= Hermann Senftleben =

German physicist

Hermann Senftleben (April 8, 1890, in Bremen – 1975 in Recklinghausen) was a German physicist and physical chemist.

== Education and life ==
Senftleben was born in Bremen. After graduating from the König-Wilhelm-Gymnasium in Breslau, Senftleben studied physics at the University of Breslau and received his doctorate with Rudolf Ladenburg. The dissertation was about the glow of flames, which he attributed in part to light scattering from small particles in the flame. He was then an assistant in Breslau (with Carl Hintze, Arnold Eucken and Otto Lummer) and Marburg (with Clemens Schaefer), where he habilitated in 1924 and became a privatdozent at University of Marburg. From 1935 until his retirement in 1958 he was a full professor at the University of Münster. He also conducted research there from 1946 to 1961 as an employee at the Marl Chemical Park.

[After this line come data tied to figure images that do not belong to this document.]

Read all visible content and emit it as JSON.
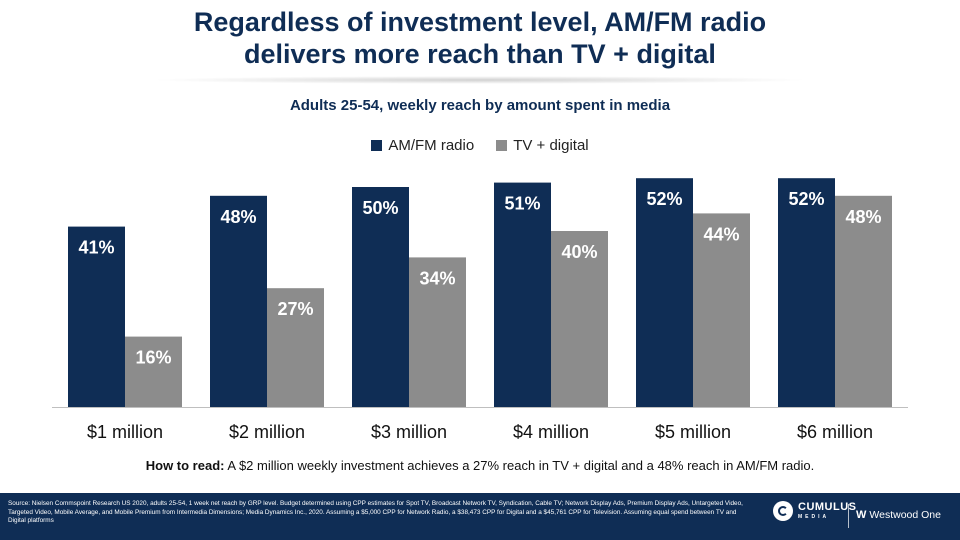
{
  "header": {
    "title_line1": "Regardless of investment level, AM/FM radio",
    "title_line2": "delivers more reach than TV + digital"
  },
  "chart_data": {
    "type": "bar",
    "title": "Adults 25-54, weekly reach by amount spent in media",
    "categories": [
      "$1 million",
      "$2 million",
      "$3 million",
      "$4 million",
      "$5 million",
      "$6 million"
    ],
    "series": [
      {
        "name": "AM/FM radio",
        "values": [
          41,
          48,
          50,
          51,
          52,
          52
        ],
        "labels": [
          "41%",
          "48%",
          "50%",
          "51%",
          "52%",
          "52%"
        ],
        "color": "#0f2d55"
      },
      {
        "name": "TV + digital",
        "values": [
          16,
          27,
          34,
          40,
          44,
          48
        ],
        "labels": [
          "16%",
          "27%",
          "34%",
          "40%",
          "44%",
          "48%"
        ],
        "color": "#8c8c8c"
      }
    ],
    "ylim": [
      0,
      55
    ],
    "grid": false,
    "legend": "top-center"
  },
  "how_to_read": {
    "label": "How to read:",
    "text": "A $2 million weekly investment achieves a 27% reach in TV + digital and a 48% reach in AM/FM radio."
  },
  "footer": {
    "source": "Source: Nielsen Commspoint Research US 2020, adults 25-54, 1 week net reach by GRP level. Budget determined using CPP estimates for Spot TV, Broadcast Network TV, Syndication, Cable TV; Network Display Ads, Premium Display Ads, Untargeted Video, Targeted Video, Mobile Average, and Mobile Premium from Intermedia Dimensions; Media Dynamics Inc., 2020. Assuming a $5,000 CPP for Network Radio, a $38,473 CPP for Digital and a $45,761 CPP for Television. Assuming equal spend between TV and Digital platforms",
    "logo1_text": "CUMULUS",
    "logo1_sub": "MEDIA",
    "logo2_mark": "W",
    "logo2_text": "Westwood One"
  }
}
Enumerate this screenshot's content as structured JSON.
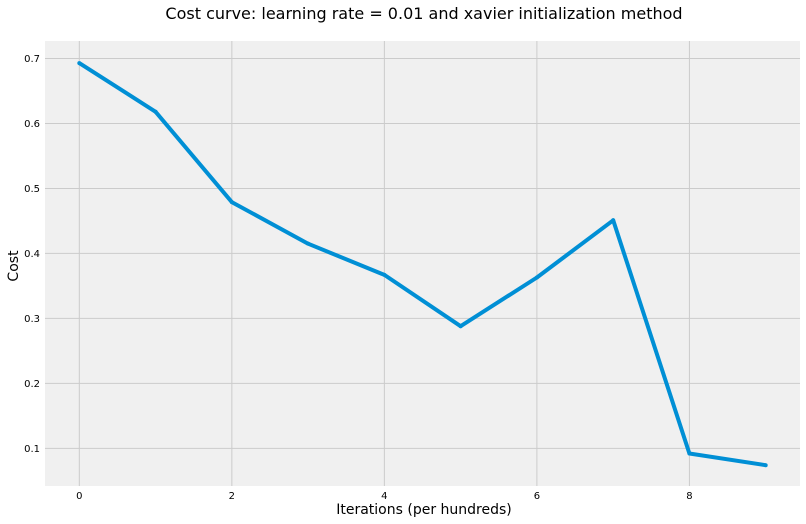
{
  "chart_data": {
    "type": "line",
    "title": "Cost curve: learning rate = 0.01 and xavier initialization method",
    "xlabel": "Iterations (per hundreds)",
    "ylabel": "Cost",
    "xlim": [
      -0.45,
      9.45
    ],
    "ylim": [
      0.042,
      0.727
    ],
    "x_ticks": [
      0,
      2,
      4,
      6,
      8
    ],
    "x_tick_labels": [
      "0",
      "2",
      "4",
      "6",
      "8"
    ],
    "y_ticks": [
      0.1,
      0.2,
      0.3,
      0.4,
      0.5,
      0.6,
      0.7
    ],
    "y_tick_labels": [
      "0.1",
      "0.2",
      "0.3",
      "0.4",
      "0.5",
      "0.6",
      "0.7"
    ],
    "grid": true,
    "series": [
      {
        "name": "cost",
        "x": [
          0,
          1,
          2,
          3,
          4,
          5,
          6,
          7,
          8,
          9
        ],
        "values": [
          0.693,
          0.618,
          0.479,
          0.415,
          0.367,
          0.288,
          0.363,
          0.451,
          0.092,
          0.074
        ]
      }
    ],
    "colors": {
      "background": "#f0f0f0",
      "grid": "#cbcbcb",
      "line": "#008fd5"
    }
  }
}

Stimulated by Eucken, he turned to physical chemistry in the 1930s. Among other things, he researched on the direct proof of the dissociation of molecules by collisions of the second kind, the course of the reaction in the production of hydrogen and the electron affinity of oxygen. In particular, however, he investigated the conduction of heat in gases.

The Senftleben-Beenakker effects are named after him and Jan Beenakker, the influence of electric and magnetic fields on the transport properties (thermal conductivity, viscosity) of molecular gases.